Privacy expert Simon Davies, owner of the blog Privacy Surgeon, has decided to turn the tables on the governments who make up FIVE EYES, the alliance of intelligence agencies from the US, Great Britain, Australia, Canada, and New Zealand. He has offered a reward of $1000 to anyone who provides him with biometric data (such as a used water glass with fingerprints and DNA, or a strand of hair) from any senior intelligence officials in those agencies.
Davies claims that his objective is not to use the data for anything, but simply to “send a potent message to intelligence chiefs that personal information must be treated with respect. The aim is to raise their level of awareness and sensitivity, not to exploit the data. Indeed, once the acquisition has been fully verified, the data – and the associated receptacle – will be publicly destroyed.”
Of course this exercise is entirely in the public interest, and don’t let anyone persuade you otherwise. All of us desire a safe society based on highly trusted security procedures, so you’re merely doing your bit to help this global effort. This isn’t about being mischievous; it’s about being responsible citizens…As for the DNA and fingerprint data, these – like the data which are so routinely exploited by those agencies – are open season. Agencies that claim the right of unconditional access to the trails we leave behind are not in any position to assert the privacy of their own “incidental” personal information. We love irony at that scale. And hypocrisy has never been a friend to privacy.

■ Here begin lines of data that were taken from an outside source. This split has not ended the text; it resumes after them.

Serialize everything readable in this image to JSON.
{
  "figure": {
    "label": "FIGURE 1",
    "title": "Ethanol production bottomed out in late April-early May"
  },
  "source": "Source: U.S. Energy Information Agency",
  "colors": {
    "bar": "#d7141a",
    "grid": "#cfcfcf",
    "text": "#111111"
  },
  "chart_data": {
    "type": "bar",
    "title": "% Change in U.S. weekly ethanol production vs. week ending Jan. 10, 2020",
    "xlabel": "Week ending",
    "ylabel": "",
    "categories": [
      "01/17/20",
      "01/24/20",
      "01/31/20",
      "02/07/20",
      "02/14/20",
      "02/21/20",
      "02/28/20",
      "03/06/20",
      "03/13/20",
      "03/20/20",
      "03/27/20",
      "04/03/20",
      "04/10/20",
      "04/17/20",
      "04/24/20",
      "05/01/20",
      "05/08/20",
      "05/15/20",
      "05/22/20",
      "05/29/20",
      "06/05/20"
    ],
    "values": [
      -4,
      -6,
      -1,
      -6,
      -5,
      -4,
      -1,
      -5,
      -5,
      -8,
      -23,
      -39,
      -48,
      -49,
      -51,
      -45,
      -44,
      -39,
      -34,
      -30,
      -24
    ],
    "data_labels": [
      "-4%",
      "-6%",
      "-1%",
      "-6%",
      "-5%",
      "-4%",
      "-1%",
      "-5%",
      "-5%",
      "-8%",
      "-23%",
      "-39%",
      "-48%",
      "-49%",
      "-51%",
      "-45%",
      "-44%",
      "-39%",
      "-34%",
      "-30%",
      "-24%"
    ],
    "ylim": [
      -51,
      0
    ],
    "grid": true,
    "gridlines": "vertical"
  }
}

Oddly enough, it’s not the first time such a concept has been proposed. In 2008, Privacy International and NO2ID offered a reward for any senior UK ministers after the British government introduced a plan for mandatory fingerprinting for national ID cards. The water glass of the Home Secretary was obtained at a conference.
This bounty hunt has rules, as well.
Somewhere, Toby Keith’s song “How Do You Like Me Now?” is playing.